In our case, the commercial ads made no reference whatsoever to the plaintiff’s trademark. They only contained generic terms such as “gothic shop” and the URL address of the defendant’s website.
For the judges, no confusion may arise in the mind of the normally informed and reasonably observant consumer and the trademark infringement complaint was rejected.
The plaintiff and appellant was not luckier as far as its unfair competition action was concerned. First, because the criticized commercial hyperlink could not characterize in itself an act of unfair competition since it did not create any likelihood of confusion between both companies or their websites. Second, because the defendant could not be blamed for any other behaviour, even less for a wrongful action.

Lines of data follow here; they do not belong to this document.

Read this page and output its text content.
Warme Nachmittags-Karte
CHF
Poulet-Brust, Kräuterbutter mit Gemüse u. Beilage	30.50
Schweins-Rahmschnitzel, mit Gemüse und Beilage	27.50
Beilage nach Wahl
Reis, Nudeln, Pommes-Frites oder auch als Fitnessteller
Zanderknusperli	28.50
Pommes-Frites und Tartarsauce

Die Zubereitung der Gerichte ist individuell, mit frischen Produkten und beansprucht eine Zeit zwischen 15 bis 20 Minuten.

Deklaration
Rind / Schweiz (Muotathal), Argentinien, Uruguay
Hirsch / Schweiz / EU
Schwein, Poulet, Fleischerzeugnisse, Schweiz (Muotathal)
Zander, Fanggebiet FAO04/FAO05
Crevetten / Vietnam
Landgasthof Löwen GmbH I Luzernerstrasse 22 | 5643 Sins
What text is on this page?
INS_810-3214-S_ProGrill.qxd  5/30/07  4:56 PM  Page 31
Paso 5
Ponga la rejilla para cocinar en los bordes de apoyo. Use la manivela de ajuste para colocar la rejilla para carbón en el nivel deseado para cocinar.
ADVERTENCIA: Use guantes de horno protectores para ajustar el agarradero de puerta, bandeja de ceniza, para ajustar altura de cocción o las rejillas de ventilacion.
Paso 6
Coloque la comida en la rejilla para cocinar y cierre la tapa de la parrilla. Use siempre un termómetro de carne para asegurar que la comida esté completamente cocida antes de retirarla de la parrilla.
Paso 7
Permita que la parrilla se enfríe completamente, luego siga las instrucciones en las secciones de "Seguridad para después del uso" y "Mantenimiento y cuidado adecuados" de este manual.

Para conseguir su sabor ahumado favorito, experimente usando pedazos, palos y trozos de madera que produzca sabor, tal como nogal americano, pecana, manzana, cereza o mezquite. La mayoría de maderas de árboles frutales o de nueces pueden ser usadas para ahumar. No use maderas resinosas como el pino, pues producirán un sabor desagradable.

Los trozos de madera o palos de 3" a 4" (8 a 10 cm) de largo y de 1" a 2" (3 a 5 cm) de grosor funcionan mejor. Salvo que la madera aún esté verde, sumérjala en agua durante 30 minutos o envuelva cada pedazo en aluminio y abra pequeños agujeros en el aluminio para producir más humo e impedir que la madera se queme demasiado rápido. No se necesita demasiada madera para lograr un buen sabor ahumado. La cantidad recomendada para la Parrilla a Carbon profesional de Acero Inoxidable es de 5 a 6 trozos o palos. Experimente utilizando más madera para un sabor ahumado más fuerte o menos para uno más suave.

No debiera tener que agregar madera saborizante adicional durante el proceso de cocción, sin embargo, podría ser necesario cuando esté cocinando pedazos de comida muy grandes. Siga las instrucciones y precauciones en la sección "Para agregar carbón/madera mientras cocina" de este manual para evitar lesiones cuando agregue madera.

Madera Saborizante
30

Since our special dossier about commercial advertisement on the internet (here), things have not changed. On the contrary, French court decisions are more numerous now and one might even say that they are tougher on trademark owners. It seems to appear that, lest one’s trademark is reproduced within the title or within the text of the ad shown amongst the commercial results, chances of getting a trademark infringement verdict are almost nil.
However, one must not feel too pessimistic. Very often, combining an active watch over commercial ads generated by one’s trademark and a sensible and practical policy of protection and warning letters can put an end to actions that one may legitimately find troubling as a trademark owner and an online merchant.